1956 yazında yeni uçağın Kubinka'da Hava Filosu Günü'nü kutlamak için Moskova'ya gelen Amerikan Hava Kuvvetleri heyetine gösterilmesi ilginçtir. Amerikan ordusuna üretilmeyecek bir uçak hangi amaçla gösterildi, çok net değil. Havacılık ansiklopedisi "Gökyüzünün Köşesi" ne göre, konuklar sunulan saldırı uçağını oldukça beğendiler.
Sovyet askeri doktrinindeki ve füze silahlanma oranındaki değişiklikler, yeni saldırı uçaklarına son verdi. Ordu, askeri hava savunmasının etkinliğinin sürekli arttığını dikkate aldı. Hava savunma yetenekleri artıyor, bu da zırh oldukça güçlü olmasına rağmen Il-40P saldırı uçağında makul olmayan büyük kayıplara yol açacak. Kara kuvvetlerinin erişimi dışında çalışacak olan cephe havacılığı ve avcı bombardıman uçaklarının, savaş alanındaki birlikleri destekleme görevlerini çözmesi gerekiyordu.

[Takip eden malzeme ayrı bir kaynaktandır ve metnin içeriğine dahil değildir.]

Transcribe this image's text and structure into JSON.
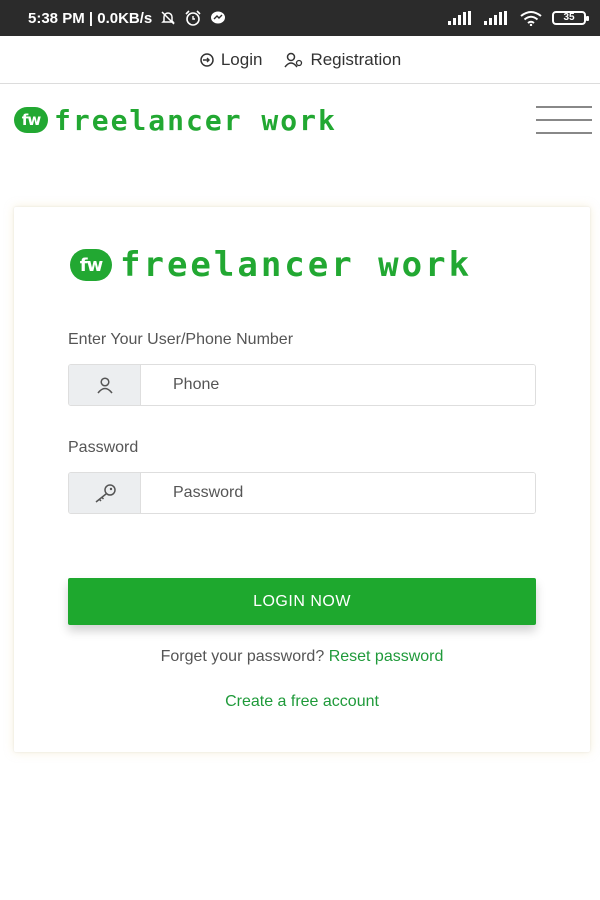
{
  "status_bar": {
    "time_network": "5:38 PM | 0.0KB/s",
    "battery": "35"
  },
  "top_links": {
    "login": "Login",
    "registration": "Registration"
  },
  "header": {
    "logo_badge": "fw",
    "logo_text": "freelancer work"
  },
  "card": {
    "logo_badge": "fw",
    "logo_text": "freelancer work",
    "user_label": "Enter Your User/Phone Number",
    "phone_placeholder": "Phone",
    "password_label": "Password",
    "password_placeholder": "Password",
    "login_button": "LOGIN NOW",
    "forgot_text": "Forget your password?",
    "reset_link": "Reset password",
    "create_account": "Create a free account"
  },
  "colors": {
    "brand_green": "#22a832",
    "button_green": "#1ea82e",
    "link_green": "#1f9a3a"
  }
}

Amerika Birleşik Devletleri'ndeki yeni Il-40 saldırı uçağını test ederken, Hawk askeri hava savunma sisteminin ve ayrıca vurulmayı mümkün kılan yeni Sidewinder hava füzesi füze sisteminin test edildiğini belirtmekte fayda var. saldırı uçağı silahlarını kullanmadan önce. Aynı zamanda, sonraki olayların gösterdiği gibi, saldırı uçağı varsayımsal Üçüncü Dünya Savaşı'na katılmak için gerçekten uygun değildi, ancak yerel çatışmalarda ve düşük yoğunluklu çatışmalarda kendini iyi gösterebilirdi. Gelecekte, saldırı uçağını tamamen terk etme kararı da hatalı olarak kabul edildi.